Image by EMSL via Flickr |
A biorefinery is a facility that
integrates biomass conversion processes and equipment to produce fuels,
power, and value-added chemicals from biomass. The biorefinery concept
is analogous to today’s petroleum refinery, which produces multiple
fuels and products from petroleum.By producing several products, a
biorefinery takes advantage of the various components in biomass and
their intermediates, therefore maximizing the value derived from the
biomass feedstock. A biorefinery could, for example, produce one or
several low-volume, but high-value, chemical products and a low-value,
but high-volume liquid transportation fuel such as biodiesel or
bioethanol. At the same time, it can generate electricity and process
heat, through CHP technology, for its own use and perhaps enough for
sale of electricity to the local utility. The high value products
increase profitability, the high-volume fuel helps meet energy needs,
and the power production helps to lower energy costs and reduce GHG
emissions from traditional power plant facilities.
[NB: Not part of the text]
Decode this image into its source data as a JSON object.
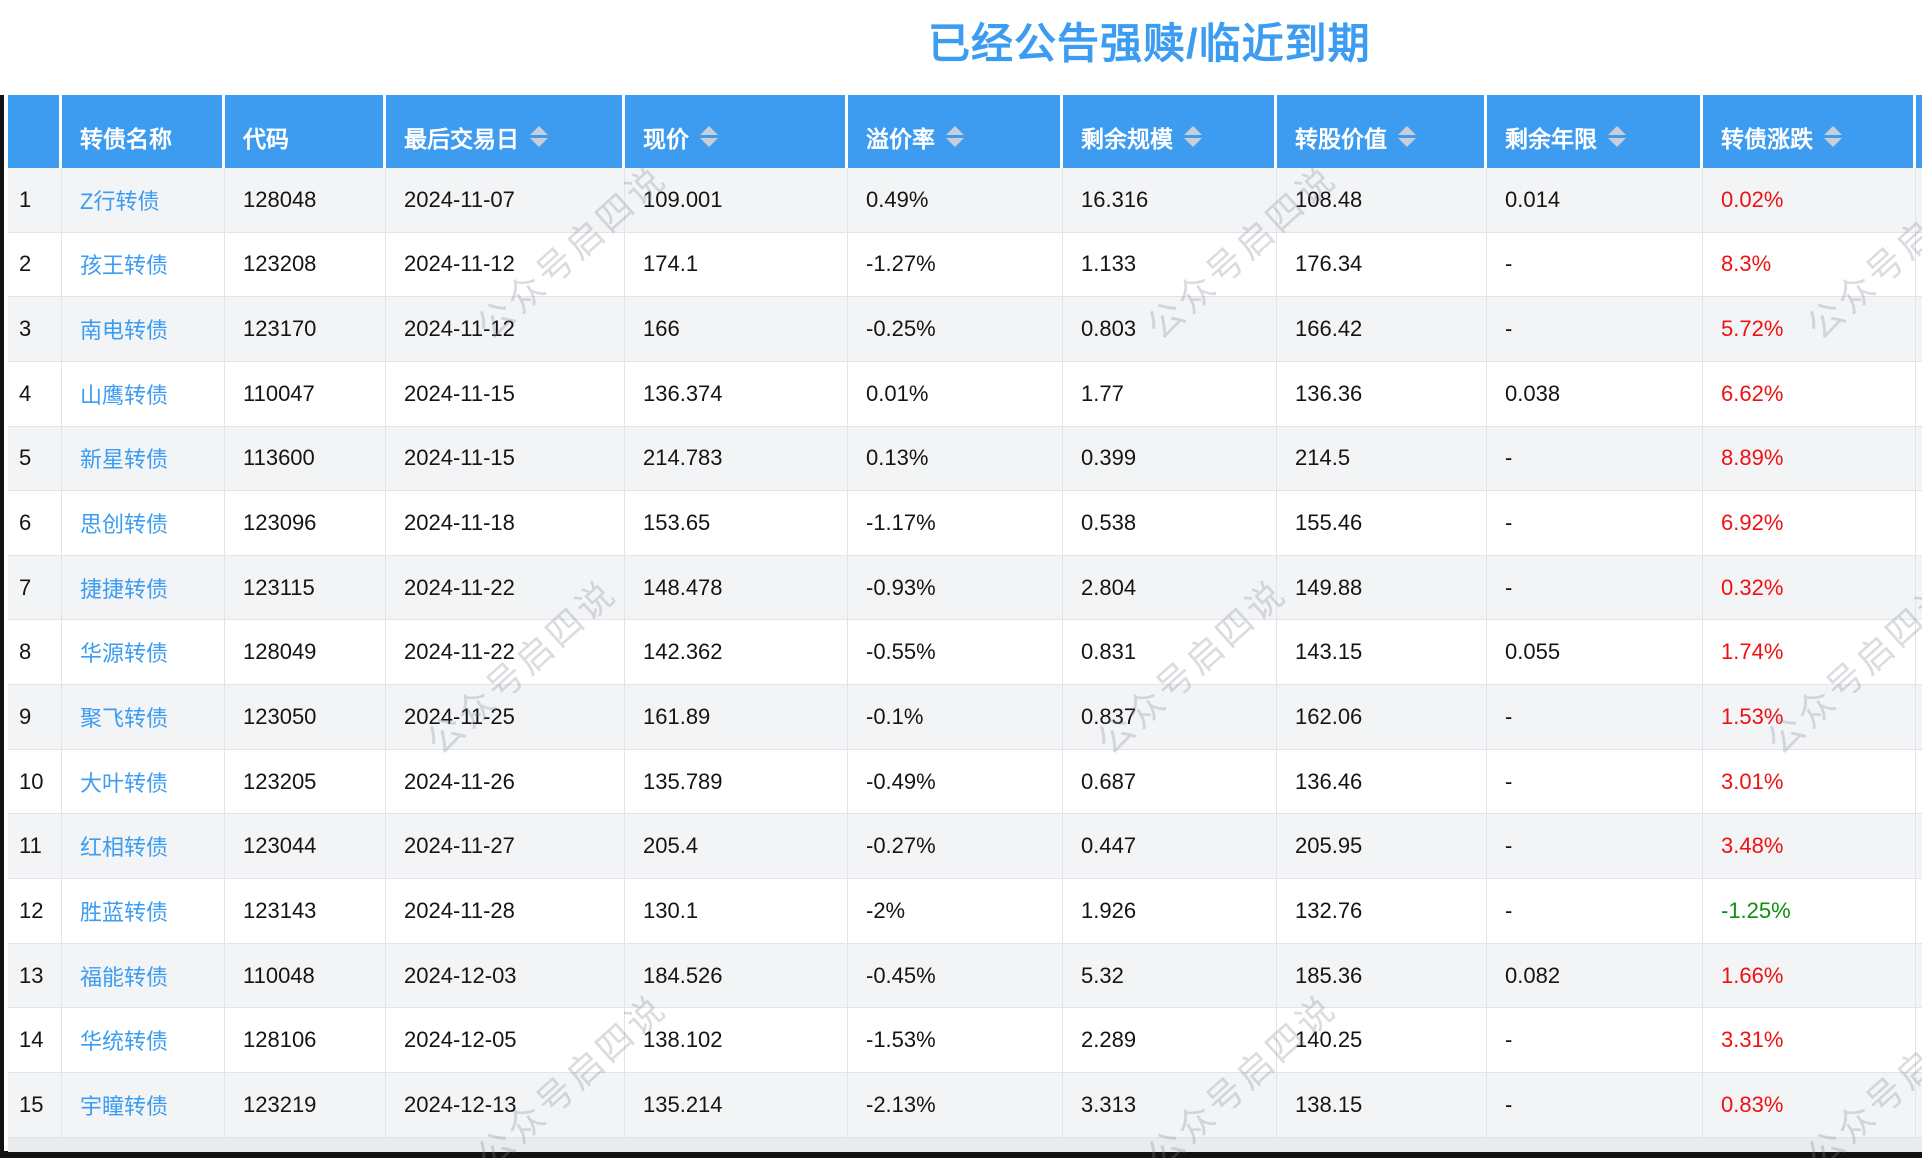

There are several platforms which can be
employed in biorefineries with the major ones being the sugar platform
and the thermochemical platform (also known as syngas platform). Sugar
platform biorefineries breaks down biomass into different types of
component sugars for fermentation or other biological processing into
various fuels and chemicals. On the other hand, thermochemical
biorefineries transform biomass into synthesis gas (hydrogen and carbon
monoxide) or pyrolysis oil.
The thermochemical biomass conversion
process is complex, and uses components, configurations, and operating
conditions that are more typical of petroleum refining. Biomass is
converted into syngas, and syngas is converted into an ethanol-rich
mixture. However, syngas created from biomass contains contaminants such
as tar and sulphur that interfere with the conversion of the syngas
into products. These contaminants can be removed by tar-reforming
catalysts and catalytic reforming processes. This not only cleans the
syngas, it also creates more of it, improving process economics and
ultimately cutting the cost of the resulting ethanol.